Non-governmental organization (NGO) movements to alleviate poverty, protect the environment, or advocate for human rights are widespread throughout the developing world, and, as of 2002, are estimated to account for over 30% of international development aid. While many of the smaller NGOs in this group are seen as providing positive, uplifting services to local communities, larger multi-national examples of social organizations are prone to the same types of endemic corruption as other corporate entities. As well, NGOs often promote ideologies such as equal rights for women that are in direct conflict with a local government's political aims.
Another specific limitation of many NGOs that gives them both a unique strength and weakness is their focus on one key aspect of an overarching problem within a society. For example, working to provide access to clean water for the poor while not being able to tackle regulation issues like industrial pollution that led to the contamination in the first place can lead to self-defeating efforts at long-term change. This leads to the conclusion in development aid circles that the success of NGOs over the last 50 years has had mixed results, often due to poor oversight and management of their stated goals.
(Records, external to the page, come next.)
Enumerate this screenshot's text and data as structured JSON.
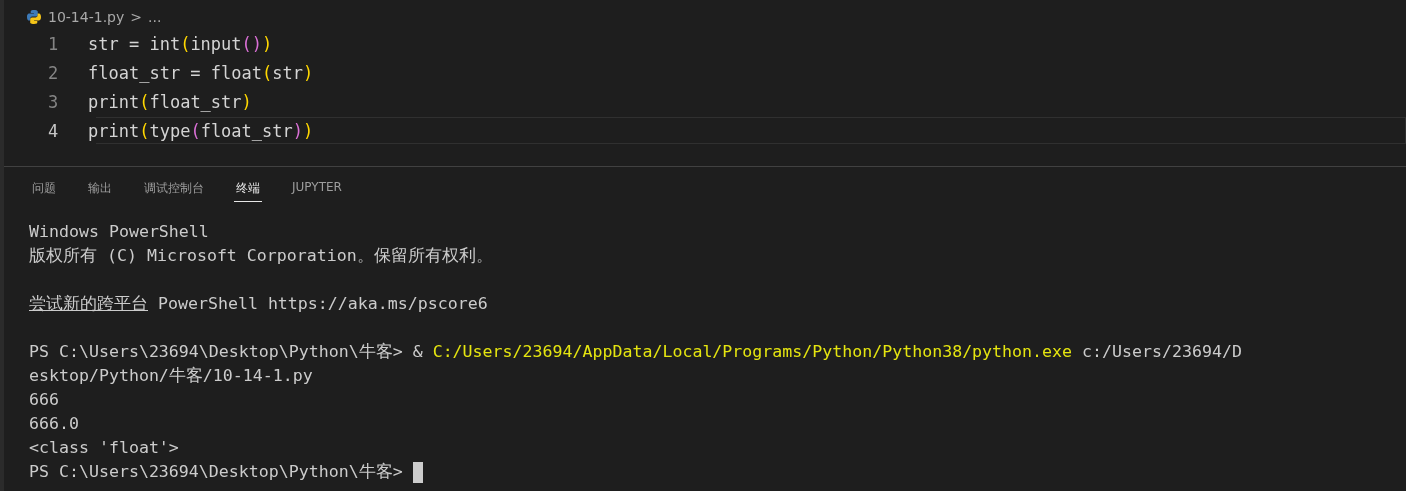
{
  "breadcrumb": {
    "file": "10-14-1.py",
    "separator": ">",
    "rest": "..."
  },
  "code_lines": [
    {
      "number": "1",
      "current": false,
      "tokens": [
        {
          "text": "str = int",
          "kind": "plain"
        },
        {
          "text": "(",
          "kind": "bracket1"
        },
        {
          "text": "input",
          "kind": "plain"
        },
        {
          "text": "()",
          "kind": "bracket2"
        },
        {
          "text": ")",
          "kind": "bracket1"
        }
      ]
    },
    {
      "number": "2",
      "current": false,
      "tokens": [
        {
          "text": "float_str = float",
          "kind": "plain"
        },
        {
          "text": "(",
          "kind": "bracket1"
        },
        {
          "text": "str",
          "kind": "plain"
        },
        {
          "text": ")",
          "kind": "bracket1"
        }
      ]
    },
    {
      "number": "3",
      "current": false,
      "tokens": [
        {
          "text": "print",
          "kind": "plain"
        },
        {
          "text": "(",
          "kind": "bracket1"
        },
        {
          "text": "float_str",
          "kind": "plain"
        },
        {
          "text": ")",
          "kind": "bracket1"
        }
      ]
    },
    {
      "number": "4",
      "current": true,
      "tokens": [
        {
          "text": "print",
          "kind": "plain"
        },
        {
          "text": "(",
          "kind": "bracket1"
        },
        {
          "text": "type",
          "kind": "plain"
        },
        {
          "text": "(",
          "kind": "bracket2"
        },
        {
          "text": "float_str",
          "kind": "plain"
        },
        {
          "text": ")",
          "kind": "bracket2"
        },
        {
          "text": ")",
          "kind": "bracket1"
        }
      ]
    }
  ],
  "panel_tabs": [
    {
      "label": "问题",
      "selected": false
    },
    {
      "label": "输出",
      "selected": false
    },
    {
      "label": "调试控制台",
      "selected": false
    },
    {
      "label": "终端",
      "selected": true
    },
    {
      "label": "JUPYTER",
      "selected": false
    }
  ],
  "terminal_lines": [
    [
      {
        "text": "Windows PowerShell",
        "kind": "plain"
      }
    ],
    [
      {
        "text": "版权所有 (C) Microsoft Corporation。保留所有权利。",
        "kind": "plain"
      }
    ],
    [
      {
        "kind": "blank"
      }
    ],
    [
      {
        "text": "尝试新的跨平台",
        "kind": "link"
      },
      {
        "text": " PowerShell https://aka.ms/pscore6",
        "kind": "plain"
      }
    ],
    [
      {
        "kind": "blank"
      }
    ],
    [
      {
        "text": "PS C:\\Users\\23694\\Desktop\\Python\\牛客> & ",
        "kind": "plain"
      },
      {
        "text": "C:/Users/23694/AppData/Local/Programs/Python/Python38/python.exe",
        "kind": "command"
      },
      {
        "text": " c:/Users/23694/D",
        "kind": "plain"
      }
    ],
    [
      {
        "text": "esktop/Python/牛客/10-14-1.py",
        "kind": "plain"
      }
    ],
    [
      {
        "text": "666",
        "kind": "plain"
      }
    ],
    [
      {
        "text": "666.0",
        "kind": "plain"
      }
    ],
    [
      {
        "text": "<class 'float'>",
        "kind": "plain"
      }
    ],
    [
      {
        "text": "PS C:\\Users\\23694\\Desktop\\Python\\牛客> ",
        "kind": "plain"
      },
      {
        "kind": "cursor"
      }
    ]
  ]
}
By neglecting to examine the effects of humanitarian actions in a larger context, some NGOs have acquired a negative image in the eyes of governments in the nations in which they work. A prominent example of this is a food crisis that occurred in Niger in 2005. Niger's president, Mamadou Tandja, accused international food agencies of exaggerating his country's problems and painting them in a simplistic way that was not reflective of true conditions and needs. The international media portrayed Niger's crisis as a sudden, acute one to drum up support and funding for NGO services, when, in fact, Niger's population was experiencing chronic malnutrition that had resulted from years of scarcity and rising prices. Such mismatches in aid and the true needs that they attempt to fill often result in excessive short-term giving and little attention paid to the chronic conditions that created the crisis in the first place.
The image of not-for-profit aid agencies in the developing world is often one of the agencies overstating their effectiveness and underestimating the harm that they can do by causing disruptions in natural coping mechanisms within societies. Food aid to Zambia in 2002 to avert a perceived oncoming famine predicted by the United Nations was banned from the donor nation of the United States due to the fact that the donated corn came from genetically modified maize crops. US donor NGOs at the time thought that such a Zambian policy was absurd and would lead to the death of millions, but Zambia did not experience famine conditions in part because of non-genetically modified food aid that came from Europe.
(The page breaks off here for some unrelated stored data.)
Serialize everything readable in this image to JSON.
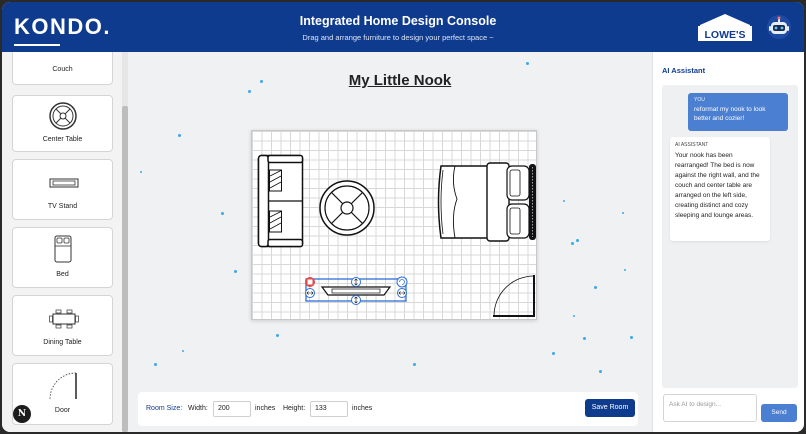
{
  "header": {
    "logo": "KONDO.",
    "title": "Integrated Home Design Console",
    "subtitle": "Drag and arrange furniture to design your perfect space ~",
    "partner_logo_text": "LOWE'S",
    "brand_color": "#0f3b8f"
  },
  "sidebar": {
    "items": [
      {
        "label": "Couch",
        "icon": "couch-icon"
      },
      {
        "label": "Center Table",
        "icon": "center-table-icon"
      },
      {
        "label": "TV Stand",
        "icon": "tv-stand-icon"
      },
      {
        "label": "Bed",
        "icon": "bed-icon"
      },
      {
        "label": "Dining Table",
        "icon": "dining-table-icon"
      },
      {
        "label": "Door",
        "icon": "door-icon"
      }
    ],
    "badge": "N"
  },
  "canvas": {
    "room_title": "My Little Nook",
    "toolbar": {
      "room_size_label": "Room Size:",
      "width_label": "Width:",
      "width_value": "200",
      "width_unit": "inches",
      "height_label": "Height:",
      "height_value": "133",
      "height_unit": "inches",
      "save_label": "Save Room"
    }
  },
  "chat": {
    "title": "AI Assistant",
    "messages": [
      {
        "sender": "YOU",
        "text": "reformat my nook to look better and cozier!"
      },
      {
        "sender": "AI ASSISTANT",
        "text": "Your nook has been rearranged! The bed is now against the right wall, and the couch and center table are arranged on the left side, creating distinct and cozy sleeping and lounge areas."
      }
    ],
    "input_placeholder": "Ask AI to design...",
    "send_label": "Send",
    "accent_color": "#4b7fd1"
  }
}
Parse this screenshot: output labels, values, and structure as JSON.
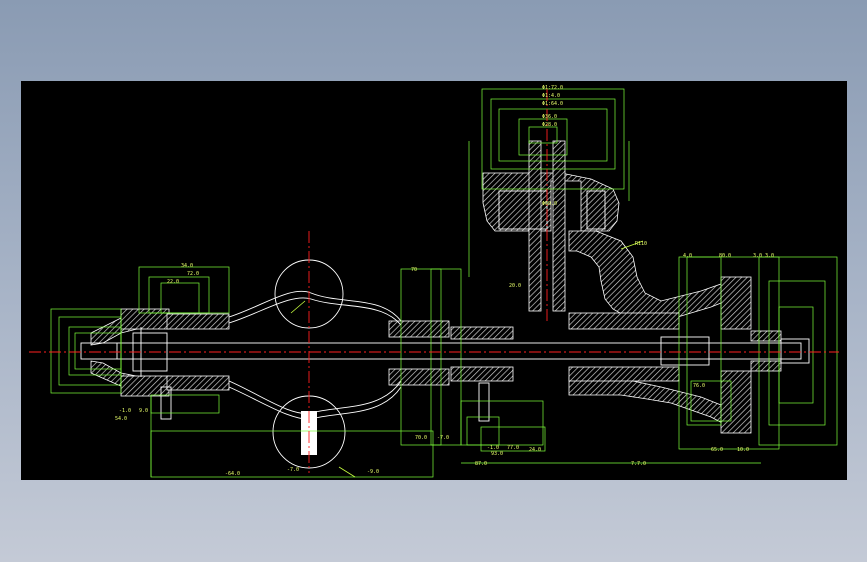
{
  "drawing": {
    "background": "#000000",
    "colors": {
      "outline": "#ffffff",
      "hatch": "#d8d8d8",
      "dimension": "#7dff3a",
      "dimension_text": "#e8ff6a",
      "centerline": "#ff2020",
      "leader": "#c8ff40"
    },
    "dimension_labels": {
      "top_d1": "Φ1:72.0",
      "top_d2": "Φ1:4.0",
      "top_d3": "Φ1:64.0",
      "top_d4": "Φ36.0",
      "top_d5": "Φ28.0",
      "top_d6": "Φ60.0",
      "elbow_r": "R110",
      "left_w1": "34.0",
      "left_w2": "72.0",
      "left_w3": "22.0",
      "mid_a": "70",
      "mid_b": "20.0",
      "right_a": "80.0",
      "right_b": "3.0 3.0",
      "right_c": "4.0",
      "right_d": "76.0",
      "right_e": "65.0",
      "right_f": "10.0",
      "bot_a": "-1.0",
      "bot_b": "9.0",
      "bot_c": "54.0",
      "bot_d": "-64.0",
      "bot_e": "-7.0",
      "bot_f": "-9.0",
      "bot_g": "70.0",
      "bot_h": "-7.0",
      "bot_i": "-1.0",
      "bot_j": "77.0",
      "bot_k": "24.0",
      "bot_l": "93.0",
      "bot_m": "87.0",
      "bot_n": "7.7.0"
    }
  }
}
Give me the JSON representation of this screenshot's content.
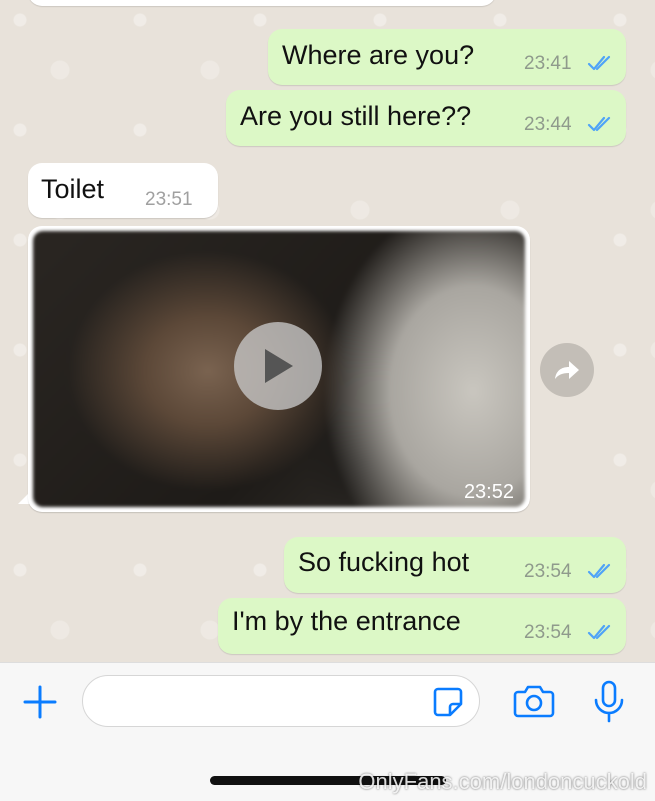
{
  "messages": [
    {
      "direction": "outgoing",
      "text": "Where are you?",
      "time": "23:41",
      "status": "read"
    },
    {
      "direction": "outgoing",
      "text": "Are you still here??",
      "time": "23:44",
      "status": "read"
    },
    {
      "direction": "incoming",
      "text": "Toilet",
      "time": "23:51"
    },
    {
      "direction": "incoming",
      "type": "video",
      "time": "23:52"
    },
    {
      "direction": "outgoing",
      "text": "So fucking hot",
      "time": "23:54",
      "status": "read"
    },
    {
      "direction": "outgoing",
      "text": "I'm by the entrance",
      "time": "23:54",
      "status": "read"
    }
  ],
  "input": {
    "placeholder": ""
  },
  "icons": {
    "attach": "plus-icon",
    "sticker": "sticker-icon",
    "camera": "camera-icon",
    "mic": "microphone-icon",
    "forward": "forward-icon",
    "play": "play-icon",
    "read_receipt": "double-check-icon"
  },
  "colors": {
    "outgoing_bubble": "#dcf8c6",
    "incoming_bubble": "#ffffff",
    "accent": "#0a7cff",
    "ticks": "#4fa3f7"
  },
  "watermark": "OnlyFans.com/londoncuckold"
}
Where NGOs are effective at alleviating a crisis or where they work in concert with government policies, their presence is often welcomed, but lasting effects can be minimal. More effort on dealing with the root causes of problems is seen as necessary. Independent organizations have been providing aid to the Sahel region of the southern Sahara desert in Africa covering the territory of six nations since 1972 for instance, yet the same famines and emergencies have continued to occur there into 2011.
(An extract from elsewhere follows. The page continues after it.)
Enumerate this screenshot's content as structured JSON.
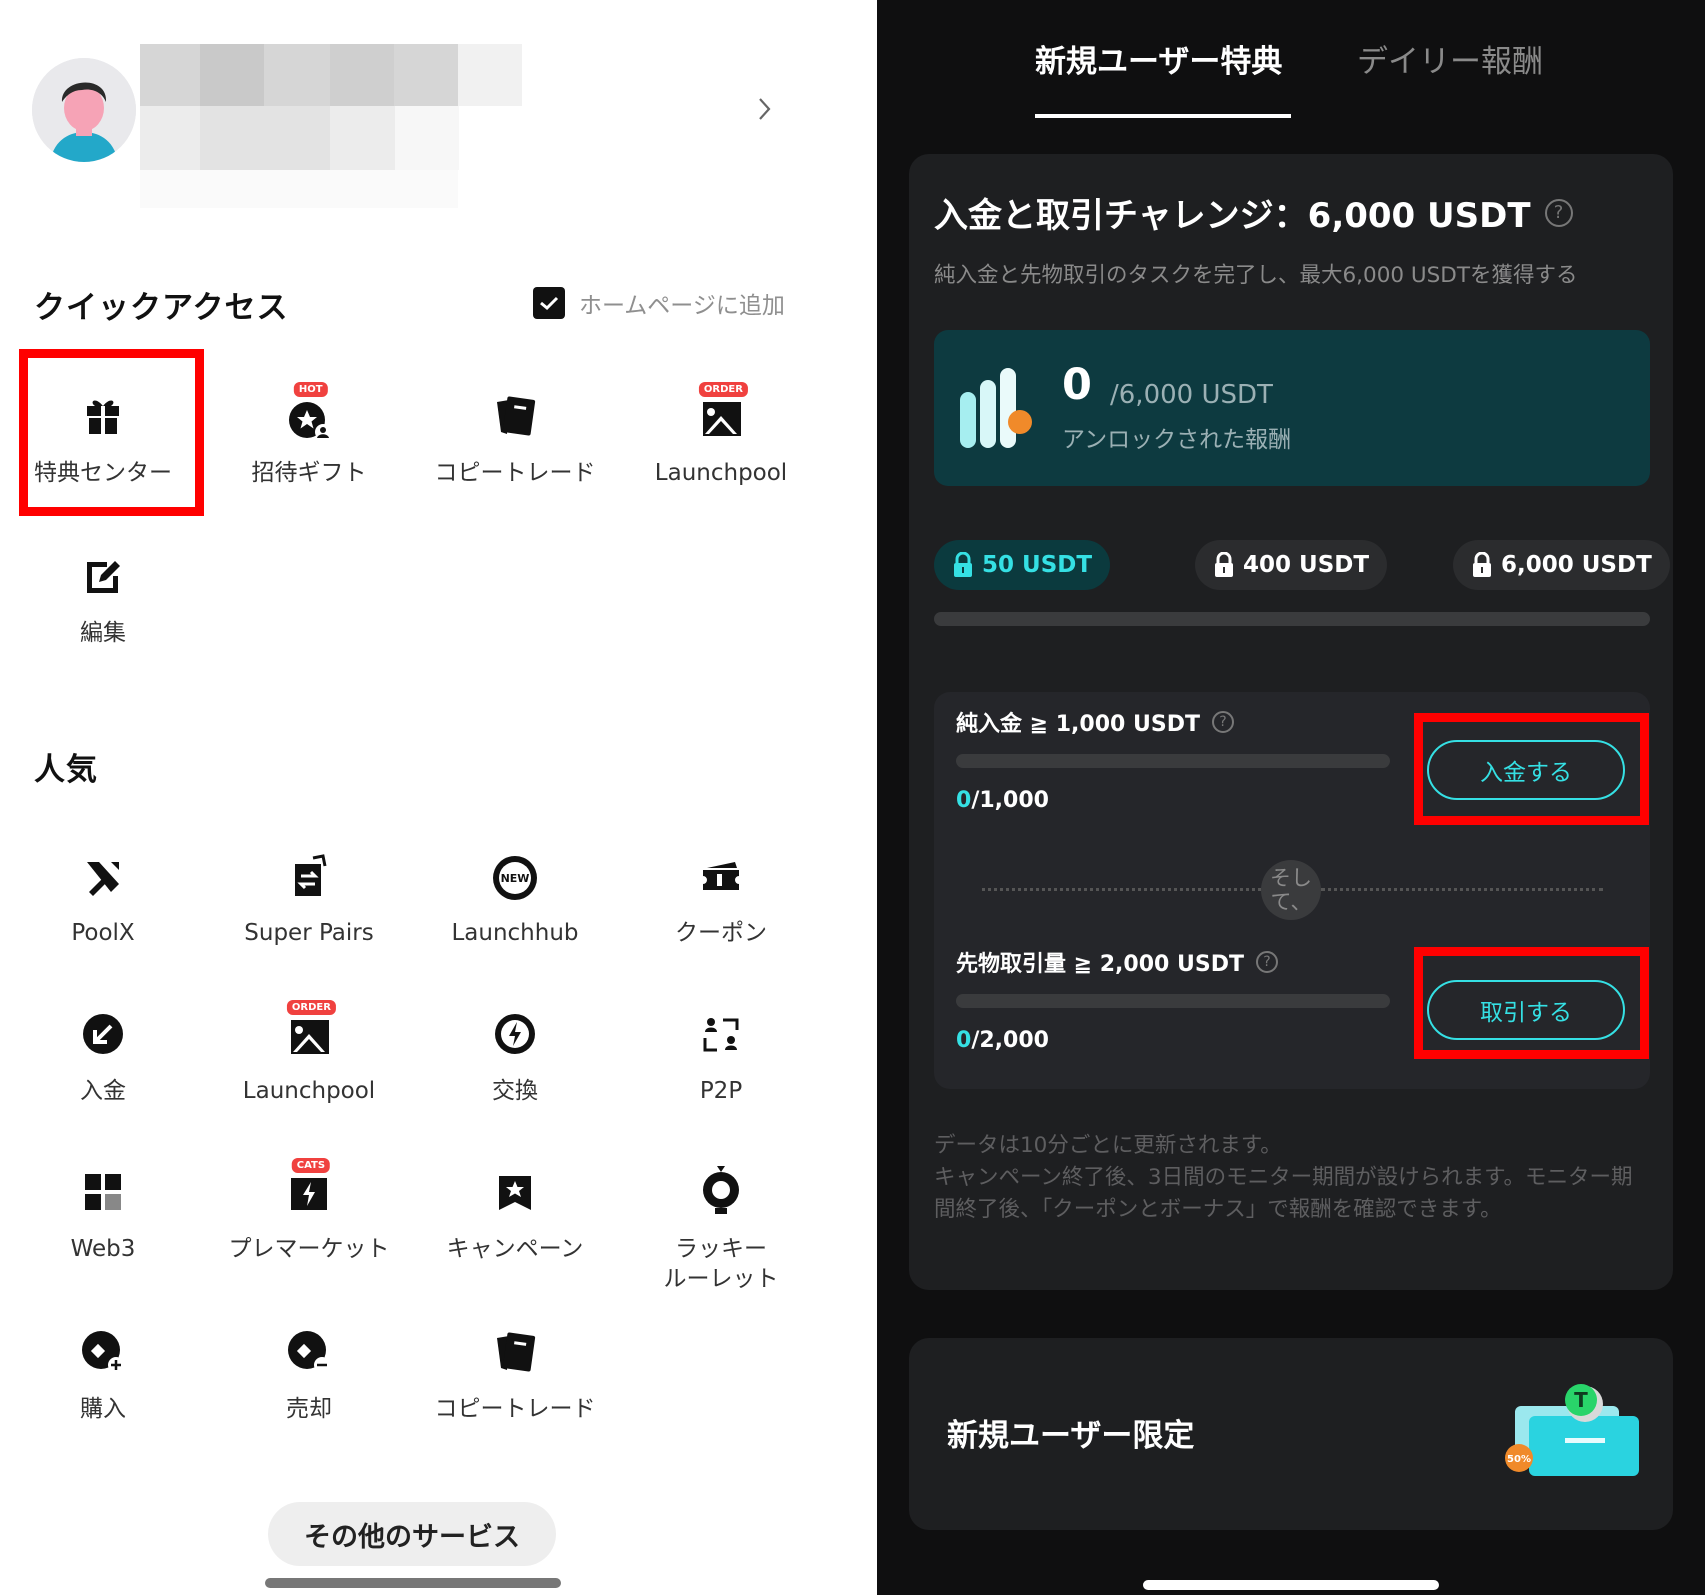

Among the key advantages that NGOs offer are the fact that they engender more trust in local populations if they are small and intimately involved in day-to-day affairs than the intervention of foreign governments and multi-national corporations does. They also can have more of a grass roots focus that builds sustainability from the ground up if they are managed and administered properly. Key to their effectiveness is the ability to represent civil society organizations that can operate without larger racial or ethnic agendas. NGOs that have grand visions of change often set a meddling tone at the local level by promoting their religious and political agendas, but distinguishing which organizations are welcomed and which are frowned upon must be done on a unique case-by-case basis.